[ntp:questions] Sub-millisecond NTP synchronization for local network

Ryan Malayter malayter at gmail.com
Tue Dec 9 14:35:30 UTC 2008


On Mon, Dec 8, 2008 at 7:27 PM, Rick Jones <rick.jones2 at hp.com> wrote:
> I believe you are confusing TSO and LRO, which are stateless offloads
> (TCP connection state) with TOE (TCP Offload Engine) which is a
> statefull offload - TCP connection state kept in the card rather than
> the host stack.  It is indeed true there is a considerable and likely
> to continue immune response in "netdev" to TOE, but they are quite
> pleased with stateless offloads like TSO and LRO.

You're right, I was mis-remembering the scope of "No TCP Offload"
statement I linked - I read it quite a while ago.
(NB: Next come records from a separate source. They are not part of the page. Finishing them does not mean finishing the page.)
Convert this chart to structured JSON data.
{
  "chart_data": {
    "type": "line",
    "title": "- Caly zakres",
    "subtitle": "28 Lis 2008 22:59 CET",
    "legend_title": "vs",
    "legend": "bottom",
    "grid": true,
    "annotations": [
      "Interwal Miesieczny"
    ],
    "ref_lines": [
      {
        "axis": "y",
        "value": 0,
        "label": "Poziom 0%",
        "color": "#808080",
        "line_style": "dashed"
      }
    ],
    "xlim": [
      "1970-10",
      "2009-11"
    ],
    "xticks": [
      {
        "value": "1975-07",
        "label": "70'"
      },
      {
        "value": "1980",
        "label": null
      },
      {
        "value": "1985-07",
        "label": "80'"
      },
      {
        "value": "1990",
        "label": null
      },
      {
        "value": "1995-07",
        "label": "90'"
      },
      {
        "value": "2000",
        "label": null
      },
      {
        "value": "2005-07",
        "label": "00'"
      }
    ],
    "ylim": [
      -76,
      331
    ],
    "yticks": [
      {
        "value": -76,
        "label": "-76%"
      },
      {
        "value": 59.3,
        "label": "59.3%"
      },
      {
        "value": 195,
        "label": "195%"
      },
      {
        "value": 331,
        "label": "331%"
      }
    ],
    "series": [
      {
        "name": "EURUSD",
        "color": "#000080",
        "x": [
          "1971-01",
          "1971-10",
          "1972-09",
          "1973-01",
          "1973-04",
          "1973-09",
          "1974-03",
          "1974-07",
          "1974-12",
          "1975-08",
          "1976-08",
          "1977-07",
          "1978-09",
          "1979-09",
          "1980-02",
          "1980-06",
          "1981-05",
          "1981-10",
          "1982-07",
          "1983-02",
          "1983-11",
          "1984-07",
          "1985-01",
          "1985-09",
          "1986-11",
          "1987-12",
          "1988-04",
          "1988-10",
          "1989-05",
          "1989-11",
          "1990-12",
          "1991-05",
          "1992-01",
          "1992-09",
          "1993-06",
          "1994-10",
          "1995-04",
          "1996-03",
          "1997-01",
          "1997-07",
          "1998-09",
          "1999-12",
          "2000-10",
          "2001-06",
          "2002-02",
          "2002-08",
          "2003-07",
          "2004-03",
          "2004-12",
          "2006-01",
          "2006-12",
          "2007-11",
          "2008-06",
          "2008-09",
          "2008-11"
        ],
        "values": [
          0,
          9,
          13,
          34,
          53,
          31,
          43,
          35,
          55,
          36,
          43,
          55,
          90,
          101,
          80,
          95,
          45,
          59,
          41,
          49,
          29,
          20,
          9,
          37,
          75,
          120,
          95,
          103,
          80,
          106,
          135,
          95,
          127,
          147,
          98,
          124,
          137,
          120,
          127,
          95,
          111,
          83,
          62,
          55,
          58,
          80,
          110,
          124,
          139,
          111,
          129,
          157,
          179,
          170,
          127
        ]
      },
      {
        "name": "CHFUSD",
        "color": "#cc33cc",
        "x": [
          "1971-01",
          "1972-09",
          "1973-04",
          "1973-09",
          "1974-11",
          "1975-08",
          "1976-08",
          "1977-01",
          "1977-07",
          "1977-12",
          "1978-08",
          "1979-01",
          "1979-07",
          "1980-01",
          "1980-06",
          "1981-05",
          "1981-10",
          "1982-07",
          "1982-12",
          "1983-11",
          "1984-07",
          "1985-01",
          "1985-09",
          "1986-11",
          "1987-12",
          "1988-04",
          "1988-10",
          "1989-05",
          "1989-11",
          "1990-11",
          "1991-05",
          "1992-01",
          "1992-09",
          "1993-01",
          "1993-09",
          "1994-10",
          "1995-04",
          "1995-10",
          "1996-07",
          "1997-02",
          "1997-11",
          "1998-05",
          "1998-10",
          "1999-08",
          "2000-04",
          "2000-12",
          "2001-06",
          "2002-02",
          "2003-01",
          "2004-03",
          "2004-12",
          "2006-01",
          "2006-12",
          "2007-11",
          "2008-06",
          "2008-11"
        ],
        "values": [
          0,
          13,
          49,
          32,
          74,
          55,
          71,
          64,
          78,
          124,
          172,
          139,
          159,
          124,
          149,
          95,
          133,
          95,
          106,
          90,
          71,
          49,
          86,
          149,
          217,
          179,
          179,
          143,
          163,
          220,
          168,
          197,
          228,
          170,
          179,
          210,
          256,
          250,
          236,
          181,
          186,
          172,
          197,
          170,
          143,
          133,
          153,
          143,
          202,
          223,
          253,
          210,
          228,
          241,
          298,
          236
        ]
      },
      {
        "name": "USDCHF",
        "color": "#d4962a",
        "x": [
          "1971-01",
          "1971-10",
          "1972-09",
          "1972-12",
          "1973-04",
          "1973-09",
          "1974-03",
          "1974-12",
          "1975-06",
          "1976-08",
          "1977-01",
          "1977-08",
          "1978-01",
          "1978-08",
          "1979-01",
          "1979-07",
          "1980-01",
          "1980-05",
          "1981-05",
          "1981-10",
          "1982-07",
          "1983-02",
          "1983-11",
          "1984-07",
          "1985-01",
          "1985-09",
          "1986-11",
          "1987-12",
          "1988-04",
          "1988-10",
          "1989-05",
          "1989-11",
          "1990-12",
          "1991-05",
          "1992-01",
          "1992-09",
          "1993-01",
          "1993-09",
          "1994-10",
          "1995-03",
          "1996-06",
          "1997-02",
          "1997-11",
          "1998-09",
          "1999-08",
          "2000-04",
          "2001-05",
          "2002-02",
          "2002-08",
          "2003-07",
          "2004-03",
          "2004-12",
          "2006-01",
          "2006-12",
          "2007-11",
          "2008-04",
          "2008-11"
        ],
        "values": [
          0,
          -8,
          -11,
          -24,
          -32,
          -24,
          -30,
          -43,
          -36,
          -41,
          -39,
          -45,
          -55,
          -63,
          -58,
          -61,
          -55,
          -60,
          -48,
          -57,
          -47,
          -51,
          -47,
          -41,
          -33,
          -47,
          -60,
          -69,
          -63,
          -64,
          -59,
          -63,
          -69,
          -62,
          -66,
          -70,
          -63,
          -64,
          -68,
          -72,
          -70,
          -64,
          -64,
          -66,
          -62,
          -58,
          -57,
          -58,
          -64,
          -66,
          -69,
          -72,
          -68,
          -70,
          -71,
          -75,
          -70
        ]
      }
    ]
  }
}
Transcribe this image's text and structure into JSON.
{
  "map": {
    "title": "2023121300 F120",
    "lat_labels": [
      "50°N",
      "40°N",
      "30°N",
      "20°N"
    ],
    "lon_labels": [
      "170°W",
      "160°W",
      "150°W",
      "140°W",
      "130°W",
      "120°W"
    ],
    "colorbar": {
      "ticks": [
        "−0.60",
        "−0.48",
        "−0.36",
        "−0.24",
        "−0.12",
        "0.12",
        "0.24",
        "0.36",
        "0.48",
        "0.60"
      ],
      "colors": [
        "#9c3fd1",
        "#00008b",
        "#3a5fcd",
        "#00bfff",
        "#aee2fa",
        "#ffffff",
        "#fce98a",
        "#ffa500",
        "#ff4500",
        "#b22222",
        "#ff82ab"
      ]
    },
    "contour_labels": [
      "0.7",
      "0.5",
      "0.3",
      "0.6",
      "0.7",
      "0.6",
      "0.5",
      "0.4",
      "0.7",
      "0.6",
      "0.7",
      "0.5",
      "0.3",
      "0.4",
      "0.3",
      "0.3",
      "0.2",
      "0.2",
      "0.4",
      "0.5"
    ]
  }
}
And while I think
TCP checksum offload could be considered stateless, segmentation
offload  and receive offload certainly seem to be stateful from what
I've read (the NIC deals with headers, sequence numbers, etc., and
therefore must have some knowledge of the current connection state).

So I think, perhaps, that "stateless" vs. "stateful" isn't the
deciding factor on Linux support for networking offload technologies.
It seems the kernel guys will support NIC offload techniques that are
limited in scope and don't affect things like congestion control,
instrumentation, security, etc. But they will not support full-stack
replacement (which makes a lot of sense to me). Most of the TCP stack
in Linux will always be software-based.

In any case, I agree with the kernel guys that many-core processors
will ultimately render such techniques pointless. When you have ample
CPU resources (and bus bandwidth), hardware assistance from the NIC
just adds a layer of complexity that isn't necessary. Right now,
software-only stacks have no trouble keeping up with GbE using far
less than a single modern core (even on Windows). 10GbE might change
that, but as the kernel guys argue, it will be a temporary situation,
so it's not worth a lot of effort to write NIC offload code which will
have to be supported forever.

In any case, none of this really applies to NTP, does it? Short UDP
packets, no fragmentation, no TCP checksums. Won't NTP packets always
be handled by the software-only stack on most supported platforms
(except maybe Windows with a full TOE card)?